Sadia e Perdigão se uniram para formar a Brasil Foods. Esses e outros casos ilustram como estes agentes conectores ligados ao governo atuaram nos bastidores para preservar seu poder econômico. A ingerência estatal na Vale, a maior empresa privada do país, corrobora com esta visão.
A revista Época publicou em junho de 2011 uma excelente reportagem de capa justamente sobre esta questão do peso estatal na economia. O título da matéria já sinalizava a conclusão assustadora: “Estado Ltda”. O jornalista José Fucs e sua equipe construíram uma enorme tabela com diversas participações do governo no capital das empresas.
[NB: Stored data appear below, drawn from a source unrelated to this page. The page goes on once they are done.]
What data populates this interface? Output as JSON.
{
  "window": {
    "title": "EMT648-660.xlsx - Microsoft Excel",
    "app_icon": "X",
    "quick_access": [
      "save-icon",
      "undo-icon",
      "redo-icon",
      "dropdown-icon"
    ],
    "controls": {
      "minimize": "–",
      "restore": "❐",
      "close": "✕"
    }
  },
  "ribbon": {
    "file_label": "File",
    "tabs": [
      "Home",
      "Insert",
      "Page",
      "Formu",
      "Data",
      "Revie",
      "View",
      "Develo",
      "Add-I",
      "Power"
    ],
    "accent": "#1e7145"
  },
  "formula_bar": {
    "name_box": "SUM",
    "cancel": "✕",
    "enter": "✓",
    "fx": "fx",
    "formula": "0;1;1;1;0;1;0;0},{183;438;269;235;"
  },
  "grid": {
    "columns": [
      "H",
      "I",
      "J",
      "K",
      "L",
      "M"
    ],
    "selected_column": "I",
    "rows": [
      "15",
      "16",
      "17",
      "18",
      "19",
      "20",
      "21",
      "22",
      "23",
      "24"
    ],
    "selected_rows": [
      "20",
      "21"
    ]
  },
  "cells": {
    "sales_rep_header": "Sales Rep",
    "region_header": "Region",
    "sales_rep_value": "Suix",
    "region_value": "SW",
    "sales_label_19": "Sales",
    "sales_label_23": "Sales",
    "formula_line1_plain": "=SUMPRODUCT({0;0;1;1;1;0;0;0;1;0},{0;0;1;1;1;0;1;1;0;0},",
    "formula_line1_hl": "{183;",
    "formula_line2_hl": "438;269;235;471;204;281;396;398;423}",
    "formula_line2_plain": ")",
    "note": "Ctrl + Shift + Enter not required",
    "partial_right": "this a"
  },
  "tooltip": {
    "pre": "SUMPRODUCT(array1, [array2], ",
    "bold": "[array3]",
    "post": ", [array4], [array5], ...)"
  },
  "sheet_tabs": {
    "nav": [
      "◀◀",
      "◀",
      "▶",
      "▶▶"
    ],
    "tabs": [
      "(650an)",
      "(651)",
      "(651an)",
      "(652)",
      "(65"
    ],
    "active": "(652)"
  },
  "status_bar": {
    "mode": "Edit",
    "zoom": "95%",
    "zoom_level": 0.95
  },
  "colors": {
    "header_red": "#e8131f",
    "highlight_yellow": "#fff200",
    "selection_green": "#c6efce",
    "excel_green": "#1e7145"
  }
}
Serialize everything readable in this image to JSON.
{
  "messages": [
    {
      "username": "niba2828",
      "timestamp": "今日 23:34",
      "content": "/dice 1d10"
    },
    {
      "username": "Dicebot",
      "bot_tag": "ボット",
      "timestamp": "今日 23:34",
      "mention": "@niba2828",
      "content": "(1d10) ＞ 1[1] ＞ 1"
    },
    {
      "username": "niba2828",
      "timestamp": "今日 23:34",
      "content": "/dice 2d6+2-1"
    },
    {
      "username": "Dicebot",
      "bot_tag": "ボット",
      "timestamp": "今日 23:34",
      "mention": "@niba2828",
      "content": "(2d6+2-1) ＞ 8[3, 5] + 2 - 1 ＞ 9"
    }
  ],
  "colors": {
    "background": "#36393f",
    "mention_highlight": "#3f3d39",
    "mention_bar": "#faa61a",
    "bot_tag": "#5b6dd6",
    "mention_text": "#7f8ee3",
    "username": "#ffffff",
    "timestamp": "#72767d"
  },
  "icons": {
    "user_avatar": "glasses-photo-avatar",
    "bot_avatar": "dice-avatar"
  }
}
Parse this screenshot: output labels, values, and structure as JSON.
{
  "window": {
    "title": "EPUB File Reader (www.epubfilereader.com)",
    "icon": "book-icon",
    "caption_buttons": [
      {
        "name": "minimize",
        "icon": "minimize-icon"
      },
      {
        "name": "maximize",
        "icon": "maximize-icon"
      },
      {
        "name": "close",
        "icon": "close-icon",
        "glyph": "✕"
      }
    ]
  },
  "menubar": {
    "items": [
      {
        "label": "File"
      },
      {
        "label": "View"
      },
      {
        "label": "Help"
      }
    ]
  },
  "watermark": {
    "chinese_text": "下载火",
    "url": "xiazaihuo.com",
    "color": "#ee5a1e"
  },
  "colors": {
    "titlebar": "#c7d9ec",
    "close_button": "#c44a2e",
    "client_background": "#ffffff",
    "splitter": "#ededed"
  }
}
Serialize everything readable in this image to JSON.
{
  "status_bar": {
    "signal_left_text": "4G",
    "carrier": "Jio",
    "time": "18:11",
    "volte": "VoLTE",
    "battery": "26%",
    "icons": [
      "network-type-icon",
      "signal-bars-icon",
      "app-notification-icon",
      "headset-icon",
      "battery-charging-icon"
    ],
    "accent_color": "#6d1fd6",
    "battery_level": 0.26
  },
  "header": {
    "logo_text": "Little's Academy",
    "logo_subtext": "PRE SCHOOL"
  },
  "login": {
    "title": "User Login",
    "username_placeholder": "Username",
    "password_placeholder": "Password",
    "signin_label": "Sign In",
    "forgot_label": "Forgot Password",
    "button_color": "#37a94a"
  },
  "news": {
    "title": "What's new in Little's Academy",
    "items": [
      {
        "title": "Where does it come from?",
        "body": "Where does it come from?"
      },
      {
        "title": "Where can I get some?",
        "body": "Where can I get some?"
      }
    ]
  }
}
Trata-se de um dinossauro faminto, presente em toda a teia de ligações na economia.
Entre participação direta do Tesouro Nacional, participação direta e indireta de estatais e fundos de pensão de estatais, os jornalistas chegaram a quase 700 empresas sob influência do governo! Como disse Roberto Campos, “o Brasil está tão distante do liberalismo – novo ou velho – como o planeta Terra da constelação da Ursa Maior”.
Privatizar não basta. Ainda que seja necessário, não é suficiente. É preciso cortar os tentáculos estatais que avançam sobre a economia, prejudicando os consumidores e trabalhadores e atraindo gente que quer lucrar não no mercado, mas por meio de privilégios. Para Zingales, o ideal seria resgatar na população um sentimento de justiça meritocrática, com pressão social contra aqueles que vencem da forma errada, assim como condenamos os atletas cuja vitória depende de doping. Capitalismo popular de livre mercado, sim; capitalismo de compadres, não.